Nicolas Sarkozy veut-il la peau de Google? Après la remise au gouvernement du rapport de Patrick Zelnik (Pdg du label indépendant Naïve), mercredi 6 janvier, qui fait une série de propositions pour développer l'offre légale de musique en ligne, Nicolas Sarkozy a parlé à mots couverts d'une taxe frappant les portails et moteurs de recherche internet.

Le chef de l'Etat n'a pas cité "la taxe Google" mais c'est une préconisation du rapport Zelnik

Pourquoi taxer Google? Le président de la République estime que Google comme les autres grands portails sont responsables d'une "fuite de matière fiscale" car il sont taxés dans le pays de leur siège social alors qu'ils prélèvent une partie du marché publicitaire en France.

"C'est particulièrement dommageable et ça altère le jeu de la concurrence", a estimé M. Sarkozy, qui s'est dit favorable à un avis de l'Autorité de la concurrence sur ce possible "abus de position dominante".

"Fuite fiscale"

Google est aussi accusé depuis plusieurs mois par des sites culturels et de presse sur internet de capter l'essentiel des ressources publicitaires en utilisant leur contenu sans contrepartie financière.

Enfin, l'ensemble des propositions de la Commission Zelnik, coûteront environ 50 millions d'euros en 2010, puis 35 à 40 millions par an en 2011 et 2012. Et pour les financer, la mission propose donc la mise en œuvre d'une taxe touchant les revenus publicitaires en ligne.

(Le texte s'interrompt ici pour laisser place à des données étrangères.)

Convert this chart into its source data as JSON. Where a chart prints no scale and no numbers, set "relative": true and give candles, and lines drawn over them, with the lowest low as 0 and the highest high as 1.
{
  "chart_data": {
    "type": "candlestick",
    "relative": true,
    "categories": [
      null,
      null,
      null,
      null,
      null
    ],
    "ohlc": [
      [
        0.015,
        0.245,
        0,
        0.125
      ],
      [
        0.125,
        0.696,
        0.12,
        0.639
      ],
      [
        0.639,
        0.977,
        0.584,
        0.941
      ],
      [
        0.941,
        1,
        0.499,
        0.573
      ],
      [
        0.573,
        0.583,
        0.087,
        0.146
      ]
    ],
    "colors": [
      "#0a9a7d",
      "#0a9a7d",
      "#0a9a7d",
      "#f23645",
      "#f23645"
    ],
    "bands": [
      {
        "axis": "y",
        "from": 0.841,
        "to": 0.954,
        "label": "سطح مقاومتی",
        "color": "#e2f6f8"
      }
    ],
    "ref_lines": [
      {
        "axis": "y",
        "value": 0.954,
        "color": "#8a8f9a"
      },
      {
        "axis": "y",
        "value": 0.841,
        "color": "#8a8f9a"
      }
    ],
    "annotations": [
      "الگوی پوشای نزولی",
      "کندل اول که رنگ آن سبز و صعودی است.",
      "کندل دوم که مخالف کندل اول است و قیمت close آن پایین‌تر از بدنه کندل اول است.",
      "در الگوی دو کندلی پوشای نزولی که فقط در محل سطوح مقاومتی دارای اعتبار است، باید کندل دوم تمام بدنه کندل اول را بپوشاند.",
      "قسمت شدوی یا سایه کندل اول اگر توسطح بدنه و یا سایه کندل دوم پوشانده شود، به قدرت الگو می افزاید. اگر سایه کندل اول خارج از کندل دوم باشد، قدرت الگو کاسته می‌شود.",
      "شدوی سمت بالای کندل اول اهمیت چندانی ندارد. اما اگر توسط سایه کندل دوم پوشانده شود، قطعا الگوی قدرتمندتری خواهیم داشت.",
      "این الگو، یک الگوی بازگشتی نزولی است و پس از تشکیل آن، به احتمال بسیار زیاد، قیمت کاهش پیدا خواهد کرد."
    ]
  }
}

Le seuil de cette "taxe Google", comme l'a surnommée lui-même Jacques Toubon, ne devrait permettre de toucher que les grandes sociétés comme "Google, Microsoft, AOL, Yahoo! ou Facebook", selon le rapport.

50 millions d'euros nécessaires

Parmi les autres recommandations de la commission Zelnik, la mise en œuvre d'ici à l'été 2010 d'une "carte musique jeune". D'une valeur de 50 euros pour l'achat de titres en téléchargement ou l'abonnement à des sites de streaming. 20 à 25 euros seraient à la charge de l'internaute, 20 euros seraient financés par l'Etat et le reste par les professionnels.

Nicolas Sarkozy a lui évoqué une valeur de 200 euros. "Il faut réhabituer les jeunes à acheter leur musique et je souhaite la mise en place de la carte musique, fixée - je ne sais pas - à 200 euros de potentiel d'achat, et l'Etat en prendra la moitié", a-t-il avancé, sans préciser à quelle classe d'âge cette mesure s'adresserait.

Pour soutenir les créateurs, la mission souhaite aussi un renforcement du crédit d'impôt pour la production d'œuvres phonographiques.

Nicolas Sarkozy a aussi retenu l'idée de fixer un délai d'un an aux producteurs pour qu'ils "négocient les droits et libèrent leurs fichiers musicaux sur toutes les plateformes". "Je sais que cette mesure ne fera pas plaisir aux producteurs, je suis prêt à les recevoir pour en parler avec eux. Chacun doit faire un effort", a-t-il affirmé.